In the world of environmental activism and nature documentaries, much attention is given to the large, majestic animals facing habitat loss and extinction as a result of sea level rise, ocean warming and acidification, human encroachment and climate change. Kirkland instead turns her focus to the more minute organisms that tend to go unnoticed, but that make up the majority of the natural world. Though seemingly insignificant, the decline of any of these tiny creatures instigates a domino effect of ecological disruption and potential collapse.
Kirkland purposefully chooses archaic methods to convey an urgently topical message. Her mode of depiction is an adaptation of the still life genre and 19th century natural history illustration — traditions revered for their accurate depictions of flora and fauna before the advent of photography. Executed in the enduring technique of the Dutch masters, Kirkland’s paintings enable a form of physical preservation of species that may otherwise soon disappear forever.
Several works in the presentation document some of the 5.5 million butterflies at the African Butterfly Research Institute (ABRI), an organization based in Kenya and run by a single individual. The collection is comprised of about 4.5 million pinned, labeled specimens in boxes, sorted by genus, species, and locality, with another million unpinned and frozen, so that the DNA can be analyzed. The fate of this priceless repository of lepidopteric heritage remains precarious, and a campaign is underway to fund their efforts to donate the collection to one or more institutions that can ensure its long-term preservation.

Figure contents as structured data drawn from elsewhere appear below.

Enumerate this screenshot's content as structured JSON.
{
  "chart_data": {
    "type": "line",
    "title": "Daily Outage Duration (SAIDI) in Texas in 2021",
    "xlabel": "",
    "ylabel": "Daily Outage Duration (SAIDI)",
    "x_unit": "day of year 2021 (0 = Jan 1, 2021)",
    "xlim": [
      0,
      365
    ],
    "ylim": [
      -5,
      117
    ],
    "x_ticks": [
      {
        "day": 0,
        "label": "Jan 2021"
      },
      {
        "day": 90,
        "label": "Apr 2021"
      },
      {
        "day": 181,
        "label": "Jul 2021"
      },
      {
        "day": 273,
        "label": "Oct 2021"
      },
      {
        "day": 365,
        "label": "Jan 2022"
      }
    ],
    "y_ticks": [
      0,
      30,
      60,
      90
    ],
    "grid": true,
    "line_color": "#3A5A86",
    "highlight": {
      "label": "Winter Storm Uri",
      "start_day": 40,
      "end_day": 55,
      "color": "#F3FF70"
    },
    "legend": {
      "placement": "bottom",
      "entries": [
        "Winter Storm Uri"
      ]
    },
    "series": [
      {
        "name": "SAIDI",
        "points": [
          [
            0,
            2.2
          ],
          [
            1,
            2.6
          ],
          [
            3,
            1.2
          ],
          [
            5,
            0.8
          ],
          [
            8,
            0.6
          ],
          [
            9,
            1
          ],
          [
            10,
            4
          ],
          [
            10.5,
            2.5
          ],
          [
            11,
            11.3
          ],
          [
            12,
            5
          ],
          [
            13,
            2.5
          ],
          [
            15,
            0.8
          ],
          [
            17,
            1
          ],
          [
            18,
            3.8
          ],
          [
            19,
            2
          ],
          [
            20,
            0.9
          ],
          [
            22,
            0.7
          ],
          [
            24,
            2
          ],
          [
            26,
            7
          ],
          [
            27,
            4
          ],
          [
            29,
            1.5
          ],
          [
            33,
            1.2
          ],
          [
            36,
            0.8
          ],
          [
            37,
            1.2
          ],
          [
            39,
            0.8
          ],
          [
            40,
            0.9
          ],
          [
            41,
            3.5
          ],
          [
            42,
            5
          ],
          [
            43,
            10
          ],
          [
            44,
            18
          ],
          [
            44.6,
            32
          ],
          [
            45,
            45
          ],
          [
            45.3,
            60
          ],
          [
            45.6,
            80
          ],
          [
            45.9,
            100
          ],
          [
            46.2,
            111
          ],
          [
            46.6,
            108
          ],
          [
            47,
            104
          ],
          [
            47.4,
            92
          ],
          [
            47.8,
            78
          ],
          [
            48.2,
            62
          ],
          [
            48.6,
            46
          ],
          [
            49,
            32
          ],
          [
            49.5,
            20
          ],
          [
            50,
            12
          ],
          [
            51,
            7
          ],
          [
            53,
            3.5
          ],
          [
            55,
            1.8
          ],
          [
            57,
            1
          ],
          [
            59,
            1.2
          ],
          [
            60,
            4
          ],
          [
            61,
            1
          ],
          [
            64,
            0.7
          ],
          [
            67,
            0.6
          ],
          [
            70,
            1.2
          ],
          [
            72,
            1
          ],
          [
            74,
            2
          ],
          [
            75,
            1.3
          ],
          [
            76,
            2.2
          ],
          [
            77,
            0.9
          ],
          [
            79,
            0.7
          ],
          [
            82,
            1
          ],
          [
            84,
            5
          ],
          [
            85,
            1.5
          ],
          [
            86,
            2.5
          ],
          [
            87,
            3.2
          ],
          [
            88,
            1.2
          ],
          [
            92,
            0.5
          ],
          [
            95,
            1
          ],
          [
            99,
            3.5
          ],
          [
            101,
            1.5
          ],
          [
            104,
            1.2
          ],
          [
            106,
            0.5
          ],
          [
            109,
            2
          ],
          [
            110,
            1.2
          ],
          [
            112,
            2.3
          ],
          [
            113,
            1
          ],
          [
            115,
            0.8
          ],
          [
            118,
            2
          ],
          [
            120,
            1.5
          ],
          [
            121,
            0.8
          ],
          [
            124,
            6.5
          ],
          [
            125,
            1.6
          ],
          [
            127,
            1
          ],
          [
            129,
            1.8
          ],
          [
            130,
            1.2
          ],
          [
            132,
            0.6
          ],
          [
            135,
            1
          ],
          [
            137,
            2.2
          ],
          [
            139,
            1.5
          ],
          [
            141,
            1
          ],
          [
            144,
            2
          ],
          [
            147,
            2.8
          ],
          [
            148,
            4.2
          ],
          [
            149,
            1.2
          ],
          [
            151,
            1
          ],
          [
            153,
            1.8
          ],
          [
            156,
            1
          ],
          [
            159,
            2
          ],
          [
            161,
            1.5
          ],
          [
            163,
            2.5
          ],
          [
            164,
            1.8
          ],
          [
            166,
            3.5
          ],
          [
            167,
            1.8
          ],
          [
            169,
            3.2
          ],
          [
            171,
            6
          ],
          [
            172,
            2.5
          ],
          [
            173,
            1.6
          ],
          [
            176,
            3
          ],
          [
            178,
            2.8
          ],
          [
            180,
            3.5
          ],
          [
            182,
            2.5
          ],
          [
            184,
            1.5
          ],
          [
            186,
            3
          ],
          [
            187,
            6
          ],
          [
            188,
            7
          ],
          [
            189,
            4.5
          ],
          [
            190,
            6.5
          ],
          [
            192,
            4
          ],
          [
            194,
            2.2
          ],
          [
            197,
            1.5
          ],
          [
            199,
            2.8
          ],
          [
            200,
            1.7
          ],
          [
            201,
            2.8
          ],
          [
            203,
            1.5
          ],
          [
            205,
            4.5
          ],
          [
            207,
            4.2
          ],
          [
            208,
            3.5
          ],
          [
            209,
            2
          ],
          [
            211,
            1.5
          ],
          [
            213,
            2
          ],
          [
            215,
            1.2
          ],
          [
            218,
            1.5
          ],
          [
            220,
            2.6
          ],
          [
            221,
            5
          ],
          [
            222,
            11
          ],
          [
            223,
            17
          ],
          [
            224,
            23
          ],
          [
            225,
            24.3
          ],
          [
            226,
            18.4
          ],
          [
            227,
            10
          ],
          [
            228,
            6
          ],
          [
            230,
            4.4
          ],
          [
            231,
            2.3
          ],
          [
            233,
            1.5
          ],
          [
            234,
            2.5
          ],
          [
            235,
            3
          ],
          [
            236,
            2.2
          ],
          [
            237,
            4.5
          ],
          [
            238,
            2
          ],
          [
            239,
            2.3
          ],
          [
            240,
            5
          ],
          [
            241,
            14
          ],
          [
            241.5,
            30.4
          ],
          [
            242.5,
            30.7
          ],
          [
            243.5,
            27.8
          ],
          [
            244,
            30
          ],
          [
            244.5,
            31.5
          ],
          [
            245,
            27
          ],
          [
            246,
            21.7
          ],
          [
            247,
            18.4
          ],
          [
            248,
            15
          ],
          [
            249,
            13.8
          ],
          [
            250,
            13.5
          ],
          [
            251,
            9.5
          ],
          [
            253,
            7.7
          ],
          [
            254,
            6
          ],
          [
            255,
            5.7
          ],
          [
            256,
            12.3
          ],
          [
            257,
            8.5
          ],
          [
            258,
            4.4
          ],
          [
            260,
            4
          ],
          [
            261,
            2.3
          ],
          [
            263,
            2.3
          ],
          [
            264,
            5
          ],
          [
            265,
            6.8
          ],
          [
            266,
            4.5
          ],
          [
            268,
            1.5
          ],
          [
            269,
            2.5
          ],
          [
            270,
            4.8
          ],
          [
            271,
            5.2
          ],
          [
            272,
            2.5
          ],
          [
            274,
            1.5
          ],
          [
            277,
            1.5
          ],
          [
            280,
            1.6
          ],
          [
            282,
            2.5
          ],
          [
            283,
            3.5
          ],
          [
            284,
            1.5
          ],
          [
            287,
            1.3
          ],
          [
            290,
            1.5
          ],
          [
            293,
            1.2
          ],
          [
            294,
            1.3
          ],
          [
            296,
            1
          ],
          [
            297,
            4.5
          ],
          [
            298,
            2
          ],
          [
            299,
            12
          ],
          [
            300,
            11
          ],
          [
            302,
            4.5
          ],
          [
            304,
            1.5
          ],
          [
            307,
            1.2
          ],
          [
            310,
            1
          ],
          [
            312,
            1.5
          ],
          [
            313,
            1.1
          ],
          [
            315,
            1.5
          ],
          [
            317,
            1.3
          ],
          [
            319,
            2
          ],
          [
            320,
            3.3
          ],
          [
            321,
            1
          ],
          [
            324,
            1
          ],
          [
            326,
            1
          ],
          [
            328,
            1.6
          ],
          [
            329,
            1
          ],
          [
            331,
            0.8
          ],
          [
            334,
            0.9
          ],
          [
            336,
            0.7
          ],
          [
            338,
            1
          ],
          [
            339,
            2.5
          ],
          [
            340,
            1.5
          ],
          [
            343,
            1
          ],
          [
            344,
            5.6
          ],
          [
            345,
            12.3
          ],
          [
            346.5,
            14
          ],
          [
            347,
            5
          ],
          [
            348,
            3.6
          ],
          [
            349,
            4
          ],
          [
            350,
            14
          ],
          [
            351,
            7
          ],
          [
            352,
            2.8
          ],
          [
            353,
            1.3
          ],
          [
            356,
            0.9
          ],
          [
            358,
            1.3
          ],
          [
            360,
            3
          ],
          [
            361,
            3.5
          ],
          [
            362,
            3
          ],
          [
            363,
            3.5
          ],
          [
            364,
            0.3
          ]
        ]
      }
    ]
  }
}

Isabella Kirkland was born in Connecticut in 1954 and studied at the San Francisco Art Institute in the late 1970s. Her work is in major museum collections throughout the United States, including the Berkeley Art Museum (Berkeley, CA), San Francisco Museum of Modern Art, Hammer Museum (Los Angeles), St. Louis Museum of Art, The Hood Museum of Art (Hanover, NH), Pennsylvania Academy of Fine Arts (Philadelphia), Yale University Art Gallery (New Haven, CT), Queens Museum (New York), Tang Museum (Saratoga Springs, NY), Toledo Art Museum (OH), Zimmerli Art Museum (New Brunswick, NJ), and the Whitney Museum of American Art (New York).